Aside from the tutorials, I did get some self-help from the sandbox mode. Having the freedom to do what I wanted with the scale-options at hand, surely did make an improvement in regards to how I played the game. I would definitely advise visiting this if you’ve run through the tutorials but want to get some more first hand experience without running the risk of hurting the campaign progress. There’s no question about it, Aven Colony doesn’t prove too taxing at first, but as aforementioned, the game will take it up a notch as you burrow deeper in.
Biomes (for example) come in a variety of flavors, such as desert, taiga, and glacier. These biomes dramatically change how colonies can be crafted, and what power sources you’ll need to harvest. Taiga biomes offer lots of potential for growing crops and huge colonies, but mining resources are scarce. On the flip side, desert biomes are chock-full of mining resources, but come without fertile lands to build larger colonies. It’s not just a challenging sense of play, but it’s both rewarding and keeps the experience fresh. It helps that each of these environments are well designed and gives you a real sense of discovery and life. It may be a bland looking game to begin with, but as soon as you start progressing and working in the way that you should, everything just comes together to gift you with some jaw-dropping visuals and personality.

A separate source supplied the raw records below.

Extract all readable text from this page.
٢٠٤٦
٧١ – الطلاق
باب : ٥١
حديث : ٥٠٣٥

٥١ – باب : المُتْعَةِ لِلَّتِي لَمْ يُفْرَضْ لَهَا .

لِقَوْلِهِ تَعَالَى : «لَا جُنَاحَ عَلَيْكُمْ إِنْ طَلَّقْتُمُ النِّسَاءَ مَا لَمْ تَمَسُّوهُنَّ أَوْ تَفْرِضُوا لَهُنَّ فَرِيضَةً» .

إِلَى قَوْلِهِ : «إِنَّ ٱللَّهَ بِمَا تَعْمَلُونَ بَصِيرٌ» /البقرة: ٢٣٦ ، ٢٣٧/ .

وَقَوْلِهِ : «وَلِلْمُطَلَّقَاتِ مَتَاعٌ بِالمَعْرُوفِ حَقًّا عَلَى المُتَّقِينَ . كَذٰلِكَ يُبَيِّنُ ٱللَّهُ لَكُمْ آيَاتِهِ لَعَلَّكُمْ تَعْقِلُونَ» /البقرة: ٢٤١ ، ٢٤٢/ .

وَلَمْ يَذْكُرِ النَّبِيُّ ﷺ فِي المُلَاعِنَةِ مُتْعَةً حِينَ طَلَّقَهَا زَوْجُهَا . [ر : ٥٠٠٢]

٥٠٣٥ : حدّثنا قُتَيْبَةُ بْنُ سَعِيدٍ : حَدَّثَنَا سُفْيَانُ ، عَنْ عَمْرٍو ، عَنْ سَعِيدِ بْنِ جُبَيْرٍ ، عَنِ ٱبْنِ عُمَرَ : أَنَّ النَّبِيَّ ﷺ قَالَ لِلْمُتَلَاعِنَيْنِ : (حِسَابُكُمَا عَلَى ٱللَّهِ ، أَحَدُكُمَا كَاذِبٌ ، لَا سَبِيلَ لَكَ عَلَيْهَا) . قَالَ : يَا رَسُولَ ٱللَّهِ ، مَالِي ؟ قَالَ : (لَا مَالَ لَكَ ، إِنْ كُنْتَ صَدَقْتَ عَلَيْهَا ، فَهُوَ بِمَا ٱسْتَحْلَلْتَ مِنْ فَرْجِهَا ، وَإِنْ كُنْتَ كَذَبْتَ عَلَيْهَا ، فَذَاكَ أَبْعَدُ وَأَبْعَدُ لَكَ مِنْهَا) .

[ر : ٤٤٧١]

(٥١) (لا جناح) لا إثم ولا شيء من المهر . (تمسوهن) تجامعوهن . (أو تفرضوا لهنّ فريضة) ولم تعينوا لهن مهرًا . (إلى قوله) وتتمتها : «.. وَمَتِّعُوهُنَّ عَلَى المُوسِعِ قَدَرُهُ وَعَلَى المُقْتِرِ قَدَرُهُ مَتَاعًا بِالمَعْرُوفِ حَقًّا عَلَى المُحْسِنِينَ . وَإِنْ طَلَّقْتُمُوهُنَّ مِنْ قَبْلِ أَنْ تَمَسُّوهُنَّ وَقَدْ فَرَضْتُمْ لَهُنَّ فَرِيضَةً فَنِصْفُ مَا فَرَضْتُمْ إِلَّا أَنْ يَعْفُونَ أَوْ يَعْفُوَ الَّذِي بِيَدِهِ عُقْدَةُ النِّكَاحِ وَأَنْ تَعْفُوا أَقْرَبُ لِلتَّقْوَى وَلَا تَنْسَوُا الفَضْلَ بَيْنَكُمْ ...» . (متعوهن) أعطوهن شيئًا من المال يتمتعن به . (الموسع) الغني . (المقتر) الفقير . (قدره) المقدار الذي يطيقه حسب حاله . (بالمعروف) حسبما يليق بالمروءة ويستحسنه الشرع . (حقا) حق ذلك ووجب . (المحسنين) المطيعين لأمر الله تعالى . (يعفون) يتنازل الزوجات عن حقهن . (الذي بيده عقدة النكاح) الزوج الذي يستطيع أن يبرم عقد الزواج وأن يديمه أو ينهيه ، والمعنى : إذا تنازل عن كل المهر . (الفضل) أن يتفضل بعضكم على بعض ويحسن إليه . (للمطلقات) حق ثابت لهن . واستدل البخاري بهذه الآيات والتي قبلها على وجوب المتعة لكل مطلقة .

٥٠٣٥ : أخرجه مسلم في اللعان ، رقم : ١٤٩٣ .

Unfortunately it’s not all sunshine and rainbows in Aven Colony. On top of my complaint regarding the voice acting and writing, I felt that further into the game, the mission structure became stale and somewhat drawn out. This type of game is bound to feel repetitive to some degree, that’s part and parcel of the genre, but after several hours of play, I couldn’t help but notice that the missions and objectives started to wear thin. It’s not a massive dig at the experience, but something I wanted to point out all the same.
With that to the side, there’s very little to moan about. Aven Colony does well at grabbing your attention and holding it. The tactical gameplay is well met by the smooth controls, which is something that many city builders get wrong on console, mercifully that’s not the case here. The gameplay is well rounded and extremely well suited for the controller. The people of Aven Prime are a nagging bunch, being that they complain about travel distance and other small issues whilst you’re trying to juggle crime rates, job opportunities, and every single detail listed above, but it’s a great deal of fun to be so invested in. Constantly weighing up your action and inaction to the consequences that will follow on is just wonderful, and when you take the impressively ambitious functions of Aven Colony into account, and witness how every mechanic bonds so well, it’s hard not to love what’s on offer.
Aven Colony is a city builder that stands out from the rest. It may indeed be slightly dragged down by the voice acting, the writing, and the mission structure, but with those flaws to the side, there’s a heap of enjoyment to be found within. The game easily offers up tens of hours worth of play, with a massive band of interesting and well developed mechanics tying the package up. It helps that the game looks so inviting and beautifully designed across all of the biomes you’re given care of. This is one impressive city builder that you shouldn’t overlook.
This game was tested and reviewed on Xbox One. All of the opinions and insights here are subject to that version.